Brasil é 142º no ranking de participação de mulheres na política – Mais Brasília
FolhaPress

Brasil é 142º no ranking de participação de mulheres na política

Pela lei brasileira, os partidos são obrigadas a destinar 30% de suas vagas a mulheres

“Vou te tratar como homem”, ameaça um vereador. “Você gosta de ficar superior ao homem”, vocifera um deputado estadual. “Você não vai falar coisa nenhuma aqui”, censura outro vereador. Dirigidas a parlamentares do sexo feminino durante sessões plenárias, essas frases ilustram cenas de violência contra mulheres dentro de suas casas legislativas.
Até agora, nenhum dos autores dessas afirmações foi punido pelos colegas de Parlamento.

Dentre 192 países, o Brasil ocupa a 142ª posição do ranking internacional de participação de mulheres na política. A vizinha Argentina figura em vigésimo lugar nessa classificação, que é elaborada pela União Interparlamentar com base na composição dos parlamentos de cada país na esfera federal. Na América Latina, só o Haiti fica atrás do Brasil na lista, que foi atualizada em outubro.

No Brasil, as mulheres representam 15% da Câmara de Deputados, enquanto a bancada de senadoras eleitas em 2018 corresponde a 11,54% da Casa. Em 2018, foram eleitas 161 deputadas estaduais, o equivalente a 15,56% do total.

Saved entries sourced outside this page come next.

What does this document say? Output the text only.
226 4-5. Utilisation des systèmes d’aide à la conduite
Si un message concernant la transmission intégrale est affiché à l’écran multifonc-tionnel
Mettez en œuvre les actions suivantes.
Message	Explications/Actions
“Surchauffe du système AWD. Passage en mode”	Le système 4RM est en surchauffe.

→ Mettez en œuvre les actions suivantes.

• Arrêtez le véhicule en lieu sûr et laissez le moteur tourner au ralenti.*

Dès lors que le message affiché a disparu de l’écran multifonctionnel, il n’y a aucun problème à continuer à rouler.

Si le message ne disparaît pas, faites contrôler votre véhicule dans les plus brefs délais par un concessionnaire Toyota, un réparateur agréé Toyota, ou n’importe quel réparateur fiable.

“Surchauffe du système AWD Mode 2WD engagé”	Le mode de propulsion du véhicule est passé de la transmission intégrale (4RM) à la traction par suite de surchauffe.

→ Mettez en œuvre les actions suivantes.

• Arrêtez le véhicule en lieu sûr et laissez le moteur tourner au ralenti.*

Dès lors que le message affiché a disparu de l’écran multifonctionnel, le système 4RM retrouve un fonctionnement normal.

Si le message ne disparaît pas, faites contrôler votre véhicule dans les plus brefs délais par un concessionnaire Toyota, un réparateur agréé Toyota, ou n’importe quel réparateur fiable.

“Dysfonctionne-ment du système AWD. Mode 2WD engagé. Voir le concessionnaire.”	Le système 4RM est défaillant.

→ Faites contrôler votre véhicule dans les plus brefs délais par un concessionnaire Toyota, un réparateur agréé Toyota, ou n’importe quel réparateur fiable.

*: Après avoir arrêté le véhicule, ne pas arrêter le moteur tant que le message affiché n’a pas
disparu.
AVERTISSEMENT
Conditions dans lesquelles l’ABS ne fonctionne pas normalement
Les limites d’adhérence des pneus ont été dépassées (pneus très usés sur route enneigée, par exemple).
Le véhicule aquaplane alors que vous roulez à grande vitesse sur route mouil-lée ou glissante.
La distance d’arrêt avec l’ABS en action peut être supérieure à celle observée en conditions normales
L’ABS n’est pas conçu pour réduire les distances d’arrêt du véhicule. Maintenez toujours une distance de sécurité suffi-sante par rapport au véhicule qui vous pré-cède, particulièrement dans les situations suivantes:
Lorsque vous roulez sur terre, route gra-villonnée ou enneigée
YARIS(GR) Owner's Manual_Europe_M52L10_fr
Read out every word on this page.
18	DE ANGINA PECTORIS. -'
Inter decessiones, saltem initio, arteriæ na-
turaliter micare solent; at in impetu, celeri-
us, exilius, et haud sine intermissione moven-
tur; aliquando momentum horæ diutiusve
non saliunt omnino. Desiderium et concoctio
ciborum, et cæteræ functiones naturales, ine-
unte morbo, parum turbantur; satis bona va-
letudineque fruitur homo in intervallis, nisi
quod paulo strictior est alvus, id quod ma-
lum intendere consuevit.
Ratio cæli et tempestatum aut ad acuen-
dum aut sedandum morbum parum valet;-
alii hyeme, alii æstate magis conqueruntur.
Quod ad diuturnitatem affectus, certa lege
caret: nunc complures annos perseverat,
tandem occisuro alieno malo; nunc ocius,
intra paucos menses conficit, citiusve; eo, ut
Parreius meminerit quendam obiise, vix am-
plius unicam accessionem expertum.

O número de vereadoras eleitas em 2020 (898) corresponde a apenas 16,51% dos assentos das câmaras municipais, embora as mulheres representem 52,50% do eleitorado.
Pela lei brasileira, os partidos são obrigados a destinar 30% de suas vagas a mulheres, com distribuição proporcional de recursos para campanha.

Um estudo realizado pelo Instituto Marielle Franco concluiu que 98,5% das candidatas negras sofreram mais de um tipo de violência política na disputa eleitoral de 2020. Segundo a pesquisa, para a qual foram ouvidas 142 candidatas negras em 21 estados, 78% delas foram alvo de violência virtual. Mais da metade (62%) respondeu ter sofrido violência moral e psicológica, enquanto 42% relataram violência física e 32%, sexual.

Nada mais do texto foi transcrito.